Un mirador près de la grille d'enceinte du Camp 5 de la prison militaire américaine de Guantanamo, le 26 janvier 2017 à Cuba
Surveillance quasi constante, accès limité aux familles, isolement: le traitement des 30 derniers détenus de Guantanamo est « cruel, inhumain et dégradant », a dénoncé lundi une experte de l’ONU après la première visite du genre dans la prison militaire américaine.
Après deux décennies de demandes infructueuses des experts indépendants des droits humains de l’ONU, la rapporteuse spéciale sur les droits de l’Homme et la lutte antiterroriste, Fionnuala Ní Aoláin, avait finalement été autorisée à effectuer cette visite en février.
Son rapport publié lundi décrit, malgré des « améliorations importantes » du centre de détention, « une surveillance quasi constante, des extractions forcées des cellules, l’utilisation excessive de moyens de contention », « des carences structurelles en matière de santé, un accès inadéquat aux familles » et « des détentions arbitraires caractérisées par la poursuite des violations du droit à un procès équitable ».
« La totalité de toutes ces pratiques et négligences (…) ont notamment des effets aggravants cumulatifs sur la dignité, les libertés et les droits fondamentaux de chaque détenu, et cela équivaut, selon moi, à des traitements cruels, inhumains et dégradants en cours, en vertu du droit international », a-t-elle précisé lors d’une conférence de presse.
« La fermeture de cet établissement reste une priorité », a-t-elle ajouté, saluant « l’ouverture et la volonté des Etats-Unis de montrer l’exemple » en permettant cette visite.
Les experts indépendants des droits humains de l’ONU cherchent à avoir accès à cette prison militaire, dans le sud-est de Cuba, depuis son ouverture en 2002 aux détenus de la « guerre contre le terrorisme » menée par les Etats-Unis, dans la foulée des attentats du 11 septembre 2001.
Devenue une épine dans le pied de Washington, accusé de détention illégale, violations des droits humains et torture, la prison a compté jusqu’à près de 800 « prisonniers de guerre », la plupart incarcérés malgré des preuves fragiles sur leur implication.
– « Désaccord » des États-Unis –
Dans une lettre accompagnant le rapport, les Etats-Unis ont exprimé leur « désaccord » avec « de nombreuses affirmations » d’un document qui « ne reflète pas la position officielle des Nations unies », assurant notamment que les détenus reçoivent des soins médicaux et peuvent communiquer régulièrement avec leur famille.
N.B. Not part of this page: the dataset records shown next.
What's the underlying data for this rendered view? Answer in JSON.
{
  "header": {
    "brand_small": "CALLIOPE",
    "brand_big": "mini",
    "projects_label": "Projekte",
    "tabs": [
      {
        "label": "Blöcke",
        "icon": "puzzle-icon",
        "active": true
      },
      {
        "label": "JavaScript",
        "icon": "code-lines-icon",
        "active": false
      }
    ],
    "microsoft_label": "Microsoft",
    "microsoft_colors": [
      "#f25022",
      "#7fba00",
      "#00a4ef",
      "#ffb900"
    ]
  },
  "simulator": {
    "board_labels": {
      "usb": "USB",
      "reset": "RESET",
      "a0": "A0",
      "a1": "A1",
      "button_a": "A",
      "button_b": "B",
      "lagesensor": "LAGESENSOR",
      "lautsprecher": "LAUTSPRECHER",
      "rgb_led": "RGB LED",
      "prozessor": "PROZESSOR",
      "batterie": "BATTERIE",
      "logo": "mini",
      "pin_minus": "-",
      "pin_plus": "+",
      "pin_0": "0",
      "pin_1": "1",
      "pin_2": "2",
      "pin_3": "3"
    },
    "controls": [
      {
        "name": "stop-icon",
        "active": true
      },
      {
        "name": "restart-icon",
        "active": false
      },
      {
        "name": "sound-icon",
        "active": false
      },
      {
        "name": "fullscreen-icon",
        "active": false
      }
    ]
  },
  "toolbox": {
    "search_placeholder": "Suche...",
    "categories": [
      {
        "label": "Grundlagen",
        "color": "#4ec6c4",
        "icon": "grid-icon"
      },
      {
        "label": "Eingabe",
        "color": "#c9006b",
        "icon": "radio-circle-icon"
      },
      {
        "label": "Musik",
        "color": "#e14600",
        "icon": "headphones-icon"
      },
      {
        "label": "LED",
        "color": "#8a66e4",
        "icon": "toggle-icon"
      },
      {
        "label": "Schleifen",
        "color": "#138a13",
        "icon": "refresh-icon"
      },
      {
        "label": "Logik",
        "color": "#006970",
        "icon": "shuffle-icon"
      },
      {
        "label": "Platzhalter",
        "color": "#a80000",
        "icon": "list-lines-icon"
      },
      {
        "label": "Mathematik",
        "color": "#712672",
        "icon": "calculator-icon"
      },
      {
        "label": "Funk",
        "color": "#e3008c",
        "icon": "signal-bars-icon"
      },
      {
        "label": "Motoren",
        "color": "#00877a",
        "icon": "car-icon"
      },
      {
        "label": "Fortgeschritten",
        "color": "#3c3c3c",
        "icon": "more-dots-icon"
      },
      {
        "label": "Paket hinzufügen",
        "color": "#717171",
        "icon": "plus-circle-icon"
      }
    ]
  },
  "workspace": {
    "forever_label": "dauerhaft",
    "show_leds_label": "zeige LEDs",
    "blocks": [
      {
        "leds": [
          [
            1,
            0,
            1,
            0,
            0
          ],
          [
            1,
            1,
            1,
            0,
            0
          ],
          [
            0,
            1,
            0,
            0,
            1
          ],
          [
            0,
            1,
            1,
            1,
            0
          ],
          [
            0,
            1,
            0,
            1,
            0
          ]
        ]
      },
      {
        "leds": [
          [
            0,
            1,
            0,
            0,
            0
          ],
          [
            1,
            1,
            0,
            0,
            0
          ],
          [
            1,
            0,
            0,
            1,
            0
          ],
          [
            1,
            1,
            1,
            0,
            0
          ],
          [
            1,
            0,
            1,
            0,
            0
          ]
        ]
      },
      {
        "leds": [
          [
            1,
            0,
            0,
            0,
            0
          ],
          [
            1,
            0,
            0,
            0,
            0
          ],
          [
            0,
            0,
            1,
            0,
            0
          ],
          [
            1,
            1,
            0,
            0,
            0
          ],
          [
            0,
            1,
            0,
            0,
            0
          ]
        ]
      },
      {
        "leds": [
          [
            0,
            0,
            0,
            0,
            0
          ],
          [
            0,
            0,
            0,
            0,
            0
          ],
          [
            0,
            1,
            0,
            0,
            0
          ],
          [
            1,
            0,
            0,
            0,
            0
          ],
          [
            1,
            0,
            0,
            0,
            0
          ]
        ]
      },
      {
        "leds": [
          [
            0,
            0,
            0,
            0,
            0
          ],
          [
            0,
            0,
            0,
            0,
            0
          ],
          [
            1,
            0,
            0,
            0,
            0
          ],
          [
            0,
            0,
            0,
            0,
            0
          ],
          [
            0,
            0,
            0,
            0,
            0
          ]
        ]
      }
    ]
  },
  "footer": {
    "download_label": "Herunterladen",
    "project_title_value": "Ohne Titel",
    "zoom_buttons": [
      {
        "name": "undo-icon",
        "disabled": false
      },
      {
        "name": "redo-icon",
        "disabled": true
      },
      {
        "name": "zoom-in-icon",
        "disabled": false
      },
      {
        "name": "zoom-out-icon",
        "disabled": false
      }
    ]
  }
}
« Nous avons donné à la Rapporteuse spéciale un accès sans précédent », en étant « confiants que les conditions de détention à Guantanomo sont humaines », a écrit l’ambassadrice auprès du Conseil des droits de l’Homme Michèle Taylor, notant que l’administration Biden « travaille activement pour trouver des lieux adéquats pour les détenus restants qui sont transférables ».
Fionnuala Ní Aoláin s’est d’autre part penchée sur le suivi des victimes du 11-Septembre, notant qu’il restait toujours beaucoup à faire pour respecter leur « droit à réparation ».
Son rapport souligne que la pratique de la torture, sur des « sites noirs » (prisons clandestines américaines) puis à Guantanamo « représente le principal obstacle pour le droit des victimes à la justice ». « La torture a été une trahison du droit des victimes ».
« Le gouvernement américain doit assurer que des comptes soient rendus pour toutes ses violations du droit international, qu’il s’agisse des victimes de ses pratiques antiterroristes, les détenus actuels et passés, ou des victimes du terrorisme », a insisté l’experte.
« Je souligne l’importance d’excuses, d’une prise en charge complète, de réparations et de garanties de non répétition, pour toutes les victimes », a-t-elle encore indiqué. « Et ces garanties ne vont pas être moins pressantes dans les années qui viennent ».